Se il ciclismo è un romanzo ammaliante e ricco di sorprese che manco ti puoi immaginare, è altrettanto vero che uno dei capitoli più belli di questo romanzo è rappresentato dal Tour de France, che in questi giorni rende più sopportabile la calura dei nostri pomeriggi. Senza voler essere blasfemi e rinnegare il fascino del calcio femminile che in Inghilterra si gioca il titolo europeo, il Tour è l’evento sportivo televisivo dell’estate. È l’appuntamento da non mancare, sia nelle battute iniziali, quando attraversa la placida Danimarca e ci regala le “gesta” dell’improbabile “grimpeur” danese Cort Nielsen che festeggia con enfasi il suo primato nella classifica degli scalatori, dopo essere passato davanti a tutti su un paio di collinette che non darebbero fastidio nemmeno ai cicloturisti della domenica, sia quando le cose si faranno serie, sulle Alpi, sui Pirenei, ma anche sulle strade del Nord coi loro terribili pavés.

Lo spettacolo del Tour è uno spot sapientemente studiato da una regia attenta ad ogni dettaglio. Lo sport travalica la sua dimensione agonistica per abbracciare la bellezza del paesaggio e fondersi in una rappresentazione affascinante, di fronte  alla quale non restano indifferenti nemmeno le persone che col ciclismo hanno un rapporto superficiale, ma che al cospetto delle immagini trasmesse dalla tivù non possono evitare di sognare un viaggetto in questo o quell’angolo di Francia.

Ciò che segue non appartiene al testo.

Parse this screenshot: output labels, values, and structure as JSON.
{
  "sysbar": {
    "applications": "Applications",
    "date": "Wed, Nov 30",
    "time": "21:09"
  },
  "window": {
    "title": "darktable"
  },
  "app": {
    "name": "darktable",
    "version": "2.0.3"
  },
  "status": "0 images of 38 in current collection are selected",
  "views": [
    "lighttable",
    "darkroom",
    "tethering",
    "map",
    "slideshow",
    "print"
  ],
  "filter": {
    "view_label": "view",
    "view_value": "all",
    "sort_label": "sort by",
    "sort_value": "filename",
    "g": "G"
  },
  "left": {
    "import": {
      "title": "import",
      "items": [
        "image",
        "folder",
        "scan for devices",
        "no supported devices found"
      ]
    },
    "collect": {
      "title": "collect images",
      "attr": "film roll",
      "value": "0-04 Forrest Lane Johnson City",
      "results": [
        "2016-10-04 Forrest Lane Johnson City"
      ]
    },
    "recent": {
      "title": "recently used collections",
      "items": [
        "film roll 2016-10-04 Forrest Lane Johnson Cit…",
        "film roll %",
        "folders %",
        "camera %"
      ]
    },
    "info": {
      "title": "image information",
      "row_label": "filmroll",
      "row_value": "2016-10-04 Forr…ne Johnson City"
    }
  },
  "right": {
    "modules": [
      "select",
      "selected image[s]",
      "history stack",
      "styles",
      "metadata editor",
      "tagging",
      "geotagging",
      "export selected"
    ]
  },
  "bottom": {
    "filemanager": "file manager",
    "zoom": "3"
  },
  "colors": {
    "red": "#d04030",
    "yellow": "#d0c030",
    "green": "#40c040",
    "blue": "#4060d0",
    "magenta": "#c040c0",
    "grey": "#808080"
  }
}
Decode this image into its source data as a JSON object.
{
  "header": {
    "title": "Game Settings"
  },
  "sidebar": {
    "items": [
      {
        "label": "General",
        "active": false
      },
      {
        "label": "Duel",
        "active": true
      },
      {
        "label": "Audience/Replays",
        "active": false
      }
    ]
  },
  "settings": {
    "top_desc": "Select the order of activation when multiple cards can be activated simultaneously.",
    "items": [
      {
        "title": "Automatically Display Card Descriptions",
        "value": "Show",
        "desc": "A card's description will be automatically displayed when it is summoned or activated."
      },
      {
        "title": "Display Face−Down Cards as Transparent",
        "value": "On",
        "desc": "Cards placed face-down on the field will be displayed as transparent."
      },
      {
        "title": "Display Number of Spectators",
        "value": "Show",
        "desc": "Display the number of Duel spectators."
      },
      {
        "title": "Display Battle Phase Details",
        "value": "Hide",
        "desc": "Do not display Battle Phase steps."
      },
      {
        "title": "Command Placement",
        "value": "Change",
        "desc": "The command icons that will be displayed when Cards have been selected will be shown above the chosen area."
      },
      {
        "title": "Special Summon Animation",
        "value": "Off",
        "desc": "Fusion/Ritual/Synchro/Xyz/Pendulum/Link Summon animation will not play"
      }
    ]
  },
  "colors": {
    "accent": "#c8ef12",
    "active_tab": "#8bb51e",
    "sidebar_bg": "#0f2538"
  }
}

A chi scrive, per dire, è venuta una voglia matta di Danimarca assistendo ai primi giorni della corsa, a conferma di quanto sia attrattiva la vetrina del Tour (che raggiunge picchi del 60% di share in tv), per avere la quale chi ospita le prime fasi della manifestazione (300 candidature all’anno) deve sborsare cifre molto importanti, decisamente più alte di quelle che una località deve pagare per avere una partenza (200 mila euro) o un arrivo (300 mila). Quello che in Francia chiamano il Gran Départ (due o tre giorni di corsa in un Paese lontano dalla patria della gara) economicamente fa storia a sé, ma non è detto che i soldi siano tutto per accaparrarsi il gran ballo iniziale. Christian Prudhomme, il patron del Tour, spiega infatti che l’assegnazione viene fatta anche sulla base di criteri sportivi: dove non c’è passione per il ciclismo, inutile pensare di poter ospitare la manifestazione solo per farsi pubblicità. Infatti, prendendo come esempio Copenaghen, la strada era tutta in discesa, la capitale danese essendo conosciuta come la città della bicicletta e la Danimarca una nazione in cui il ciclismo è molto popolare.

22 marzo 2020

È una domenica che fa venire il magone, grigia com’è e da segregati in casa, e ci manca pure la sua rubrica, che da quasi quarant’anni la domenica ci teneva compagnia su Repubblica. Dove andranno ad abbeverarsi adesso i suoi fedelissimi?

C’è già molta nostalgia di te, Gianni Mura, che te ne sei andato senza far rumore lasciandoci orfani dei «Sette giorni di cattivi pensieri». Tu, che eri l’indiscusso condottiero del popolo dei Senzabrera, ci hai mollato in un momento così difficile dando vita di fatto alla generazione dei Senzamura.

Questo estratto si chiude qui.